TRIBE COSYMBIINI
View Image Gallery of Tribe Cosymbiini

Mesotrophe Hampson Gen. rev.

Type species: maximaria Guenée.

This genus consists of a few rather large species from the old Anisodes complex, many of which were assigned to a Mesotrophe section of the genus by Prout (1938, Gross-Schmett. Erde 12: 169) that was defined on the peculiarity of male forewing venation described below. A number of features of the male genitalia are also definitive, and serve to bring in further species that lack the venation character. The fasciation of the wings is somewhat broader and more diffuse than in related genera.

The male forewing typically has the cell short, the cross veins oblique, weak, widely separating M2 from Rs and M1. Rs arises from near the apex of the medial areole, M1 from the anterior angle of the cell, and they run close together sinuously to about two thirds towards the margin from the cell, where M1 curves away strongly towards the dorsum. Veins from M2 posteriorly are rather closer together than is usual in the Cosymbiini. This feature is much weaker in all the other species except the last listed below, where the venation is unmodified.

The male abdomen lacks coremata.

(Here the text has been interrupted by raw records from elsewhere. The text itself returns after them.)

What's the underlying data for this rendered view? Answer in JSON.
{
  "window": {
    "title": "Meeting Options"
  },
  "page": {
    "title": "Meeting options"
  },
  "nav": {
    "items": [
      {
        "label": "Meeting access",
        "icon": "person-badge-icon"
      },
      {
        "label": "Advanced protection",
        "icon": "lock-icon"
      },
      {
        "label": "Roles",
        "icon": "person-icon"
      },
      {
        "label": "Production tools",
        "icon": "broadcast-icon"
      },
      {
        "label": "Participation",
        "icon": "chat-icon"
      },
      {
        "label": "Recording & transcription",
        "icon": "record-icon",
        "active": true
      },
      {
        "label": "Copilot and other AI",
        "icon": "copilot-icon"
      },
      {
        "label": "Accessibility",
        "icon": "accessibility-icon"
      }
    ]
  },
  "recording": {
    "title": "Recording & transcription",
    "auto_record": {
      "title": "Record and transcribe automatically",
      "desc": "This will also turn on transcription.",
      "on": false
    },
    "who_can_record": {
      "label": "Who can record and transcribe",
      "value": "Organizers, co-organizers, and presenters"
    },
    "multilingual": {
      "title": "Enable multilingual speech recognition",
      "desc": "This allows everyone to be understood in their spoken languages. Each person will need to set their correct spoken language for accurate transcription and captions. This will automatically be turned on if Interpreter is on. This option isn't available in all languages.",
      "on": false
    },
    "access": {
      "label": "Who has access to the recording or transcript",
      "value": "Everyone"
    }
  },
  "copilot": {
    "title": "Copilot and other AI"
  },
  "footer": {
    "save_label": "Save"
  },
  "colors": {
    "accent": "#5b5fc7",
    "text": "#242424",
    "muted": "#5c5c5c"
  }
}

The genitalia are massive, the uncus represented by two widely separated spine-like processes. The valves are often rather rectangular, the costal and saccular processes occuring towards the apex of the valve. The aedeagus is relatively short, broad.

In the female, the bursa copulatrix is narrow, pyriform, tapering gently to the ductus, with a fine rugosity throughout. The ostium is set in a slight pouch.

The genus consists of the five species that occur in Borneo and the Australasian sister-species of two of them, also mentioned in the text following. All appear to be lowland species.